In the next moment, she felt a tap on her shoulder. She looked behind her to find a businessman staring down at her. It was difficult to judge his age. He could have been anywhere from thirty to fifty. He had on a smart blue suit and heavy black-rimmed eyeglasses. She removed her earphones. “Missus, are you fine? Are you English speaker?” His raised eyebrows and cocked head made Kate smile. He was truly concerned. She answered him as she brushed her pants down with her hands and stood up; “I’m good. Thanks.”

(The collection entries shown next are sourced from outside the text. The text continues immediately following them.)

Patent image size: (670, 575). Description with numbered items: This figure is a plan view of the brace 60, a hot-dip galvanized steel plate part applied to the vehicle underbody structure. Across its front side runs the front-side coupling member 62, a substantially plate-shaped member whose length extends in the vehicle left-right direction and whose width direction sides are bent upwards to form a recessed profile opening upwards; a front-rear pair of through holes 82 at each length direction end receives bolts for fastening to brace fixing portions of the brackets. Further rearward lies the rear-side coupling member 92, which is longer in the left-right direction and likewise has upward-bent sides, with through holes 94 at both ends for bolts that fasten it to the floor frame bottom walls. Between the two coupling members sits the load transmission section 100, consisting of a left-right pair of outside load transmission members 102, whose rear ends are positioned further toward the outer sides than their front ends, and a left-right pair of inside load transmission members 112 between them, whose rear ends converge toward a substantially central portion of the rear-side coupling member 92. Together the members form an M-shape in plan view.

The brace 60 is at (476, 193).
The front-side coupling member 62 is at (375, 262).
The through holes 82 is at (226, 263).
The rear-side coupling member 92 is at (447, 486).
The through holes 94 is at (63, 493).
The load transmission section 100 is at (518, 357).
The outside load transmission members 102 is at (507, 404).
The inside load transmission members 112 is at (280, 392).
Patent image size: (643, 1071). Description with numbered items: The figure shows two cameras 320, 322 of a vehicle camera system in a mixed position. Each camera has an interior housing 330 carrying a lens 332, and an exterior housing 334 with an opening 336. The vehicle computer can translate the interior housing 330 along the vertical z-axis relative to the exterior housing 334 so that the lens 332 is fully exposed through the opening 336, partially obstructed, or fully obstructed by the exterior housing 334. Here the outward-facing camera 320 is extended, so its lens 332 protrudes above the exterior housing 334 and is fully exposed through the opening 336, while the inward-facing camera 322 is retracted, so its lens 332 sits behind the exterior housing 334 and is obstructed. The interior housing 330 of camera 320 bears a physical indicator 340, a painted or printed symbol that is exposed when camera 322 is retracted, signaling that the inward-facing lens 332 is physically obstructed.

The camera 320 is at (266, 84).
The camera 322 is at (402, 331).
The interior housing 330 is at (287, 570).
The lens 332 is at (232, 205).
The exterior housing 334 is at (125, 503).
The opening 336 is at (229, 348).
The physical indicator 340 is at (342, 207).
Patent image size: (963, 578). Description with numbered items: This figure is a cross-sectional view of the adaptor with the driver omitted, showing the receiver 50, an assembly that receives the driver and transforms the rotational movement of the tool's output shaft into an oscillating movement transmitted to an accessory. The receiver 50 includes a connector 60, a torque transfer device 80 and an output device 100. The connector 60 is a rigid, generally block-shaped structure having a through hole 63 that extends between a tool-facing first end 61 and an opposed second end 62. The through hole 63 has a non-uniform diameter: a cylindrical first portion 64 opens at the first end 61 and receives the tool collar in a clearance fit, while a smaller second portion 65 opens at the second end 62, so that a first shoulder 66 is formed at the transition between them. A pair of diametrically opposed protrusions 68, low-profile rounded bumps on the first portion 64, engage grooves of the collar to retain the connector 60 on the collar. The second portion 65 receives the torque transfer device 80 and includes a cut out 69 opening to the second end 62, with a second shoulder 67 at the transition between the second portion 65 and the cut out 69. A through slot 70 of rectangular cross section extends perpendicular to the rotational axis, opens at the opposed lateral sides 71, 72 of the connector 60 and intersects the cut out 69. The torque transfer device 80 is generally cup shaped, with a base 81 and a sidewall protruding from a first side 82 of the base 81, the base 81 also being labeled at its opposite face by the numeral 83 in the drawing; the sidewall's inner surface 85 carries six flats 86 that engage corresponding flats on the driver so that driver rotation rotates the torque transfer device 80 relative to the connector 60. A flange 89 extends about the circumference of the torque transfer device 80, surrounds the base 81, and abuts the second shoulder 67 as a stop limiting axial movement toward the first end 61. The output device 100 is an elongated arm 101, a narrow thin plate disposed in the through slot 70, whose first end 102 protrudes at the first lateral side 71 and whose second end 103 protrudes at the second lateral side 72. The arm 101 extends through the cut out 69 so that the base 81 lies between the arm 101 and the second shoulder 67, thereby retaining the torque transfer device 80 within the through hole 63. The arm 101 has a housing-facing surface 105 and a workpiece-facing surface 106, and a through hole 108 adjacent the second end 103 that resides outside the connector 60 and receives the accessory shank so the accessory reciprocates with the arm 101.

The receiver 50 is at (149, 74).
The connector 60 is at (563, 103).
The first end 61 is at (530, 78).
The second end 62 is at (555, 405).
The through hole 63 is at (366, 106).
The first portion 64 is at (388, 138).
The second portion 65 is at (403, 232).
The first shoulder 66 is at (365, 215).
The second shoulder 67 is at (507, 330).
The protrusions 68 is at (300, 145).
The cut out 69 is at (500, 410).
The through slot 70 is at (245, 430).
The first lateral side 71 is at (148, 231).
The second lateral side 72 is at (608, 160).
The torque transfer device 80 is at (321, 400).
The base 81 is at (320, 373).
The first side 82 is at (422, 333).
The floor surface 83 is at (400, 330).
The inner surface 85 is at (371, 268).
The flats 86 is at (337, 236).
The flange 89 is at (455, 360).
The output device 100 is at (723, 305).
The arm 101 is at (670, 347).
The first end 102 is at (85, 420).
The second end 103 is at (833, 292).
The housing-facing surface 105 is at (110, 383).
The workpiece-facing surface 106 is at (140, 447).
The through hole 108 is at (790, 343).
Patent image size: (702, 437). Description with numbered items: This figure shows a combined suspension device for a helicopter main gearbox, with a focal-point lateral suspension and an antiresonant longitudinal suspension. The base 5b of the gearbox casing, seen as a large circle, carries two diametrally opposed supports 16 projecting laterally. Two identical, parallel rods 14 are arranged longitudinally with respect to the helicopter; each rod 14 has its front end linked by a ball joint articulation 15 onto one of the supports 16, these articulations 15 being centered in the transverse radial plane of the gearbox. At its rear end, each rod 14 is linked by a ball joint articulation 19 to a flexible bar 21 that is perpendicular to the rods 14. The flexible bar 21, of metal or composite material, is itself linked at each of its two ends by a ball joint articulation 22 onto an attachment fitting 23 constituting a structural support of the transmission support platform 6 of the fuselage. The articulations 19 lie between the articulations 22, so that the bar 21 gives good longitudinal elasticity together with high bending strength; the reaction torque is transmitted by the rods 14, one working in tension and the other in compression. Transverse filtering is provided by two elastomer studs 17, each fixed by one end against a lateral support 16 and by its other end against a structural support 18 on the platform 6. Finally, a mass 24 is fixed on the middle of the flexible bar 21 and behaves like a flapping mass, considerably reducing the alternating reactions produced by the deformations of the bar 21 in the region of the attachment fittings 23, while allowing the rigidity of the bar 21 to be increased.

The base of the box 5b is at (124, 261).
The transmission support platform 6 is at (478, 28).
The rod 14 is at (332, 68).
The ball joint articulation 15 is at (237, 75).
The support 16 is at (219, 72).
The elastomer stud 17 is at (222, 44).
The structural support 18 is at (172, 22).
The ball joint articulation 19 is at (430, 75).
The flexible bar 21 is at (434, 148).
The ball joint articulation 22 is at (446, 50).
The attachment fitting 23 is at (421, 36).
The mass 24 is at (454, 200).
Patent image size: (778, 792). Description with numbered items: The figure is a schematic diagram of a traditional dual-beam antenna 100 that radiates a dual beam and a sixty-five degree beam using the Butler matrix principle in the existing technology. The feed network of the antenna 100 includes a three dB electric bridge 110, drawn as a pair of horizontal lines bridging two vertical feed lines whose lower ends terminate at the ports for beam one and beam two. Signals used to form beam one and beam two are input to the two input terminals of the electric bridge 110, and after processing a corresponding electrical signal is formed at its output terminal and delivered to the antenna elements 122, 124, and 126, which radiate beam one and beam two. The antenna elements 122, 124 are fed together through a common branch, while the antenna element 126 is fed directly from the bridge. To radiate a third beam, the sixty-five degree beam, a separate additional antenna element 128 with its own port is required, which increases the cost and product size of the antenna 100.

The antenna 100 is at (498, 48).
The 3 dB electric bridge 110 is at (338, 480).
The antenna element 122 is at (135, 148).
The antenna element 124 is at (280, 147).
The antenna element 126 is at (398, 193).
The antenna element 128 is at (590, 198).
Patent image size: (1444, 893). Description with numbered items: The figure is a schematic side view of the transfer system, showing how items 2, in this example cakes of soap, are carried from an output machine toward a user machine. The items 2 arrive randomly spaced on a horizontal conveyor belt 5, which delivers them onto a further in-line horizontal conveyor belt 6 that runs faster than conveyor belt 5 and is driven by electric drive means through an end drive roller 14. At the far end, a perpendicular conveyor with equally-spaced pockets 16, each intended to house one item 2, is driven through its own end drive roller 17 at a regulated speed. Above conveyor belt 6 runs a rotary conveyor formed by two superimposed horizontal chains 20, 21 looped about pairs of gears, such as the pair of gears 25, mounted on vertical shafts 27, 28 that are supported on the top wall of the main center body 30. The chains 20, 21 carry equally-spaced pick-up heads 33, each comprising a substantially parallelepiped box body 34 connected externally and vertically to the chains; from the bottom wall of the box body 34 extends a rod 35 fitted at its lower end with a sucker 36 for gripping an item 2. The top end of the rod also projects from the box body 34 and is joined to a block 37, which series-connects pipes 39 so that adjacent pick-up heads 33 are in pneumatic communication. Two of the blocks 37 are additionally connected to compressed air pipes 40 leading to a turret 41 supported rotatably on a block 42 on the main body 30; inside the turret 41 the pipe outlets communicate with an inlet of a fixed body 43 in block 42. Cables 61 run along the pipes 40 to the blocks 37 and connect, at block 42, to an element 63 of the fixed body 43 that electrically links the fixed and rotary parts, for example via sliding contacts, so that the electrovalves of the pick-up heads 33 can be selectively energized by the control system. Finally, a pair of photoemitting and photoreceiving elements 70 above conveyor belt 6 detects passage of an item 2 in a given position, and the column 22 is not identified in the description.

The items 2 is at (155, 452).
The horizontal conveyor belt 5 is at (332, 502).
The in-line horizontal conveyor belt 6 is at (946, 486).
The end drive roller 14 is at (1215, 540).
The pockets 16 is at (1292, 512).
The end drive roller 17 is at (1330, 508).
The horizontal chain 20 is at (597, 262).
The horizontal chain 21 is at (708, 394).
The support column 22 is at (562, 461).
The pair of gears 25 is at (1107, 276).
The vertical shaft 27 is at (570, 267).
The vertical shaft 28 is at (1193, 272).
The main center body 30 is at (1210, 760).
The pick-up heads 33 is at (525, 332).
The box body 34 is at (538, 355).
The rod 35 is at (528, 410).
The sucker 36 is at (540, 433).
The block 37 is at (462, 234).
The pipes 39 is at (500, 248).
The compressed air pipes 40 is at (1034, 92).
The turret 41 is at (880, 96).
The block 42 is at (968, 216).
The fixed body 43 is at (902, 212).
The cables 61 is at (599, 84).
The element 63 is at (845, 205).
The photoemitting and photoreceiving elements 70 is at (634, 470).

She hoped her smile was sincere and not overdone. She’d been reading up on cultural communication and she didn’t want to come across as a phony in her first meeting with a Japanese person. “Do you need an information for train?” He was gesturing toward the overhead subway map. It looked like a jumble of Crayola colours splashed on paper by a hyper six-year-old. Kate showed him her map, and he walked her directly to her platform. He even told some fellow passengers where she needed to get off. He left her with a bow and a smile as the train doors slid shut.
She was offered a seat by one of the passengers who had taken note of her stop. She declined the offer. She hitched her backpack securely on her shoulders, and placed her suitcase beside her. She was back on her feet again. She drank in the sights of the train and the people in it as it pulled out of Shinjuku Station to bring her to her new home. Quite possibly, she could belong here.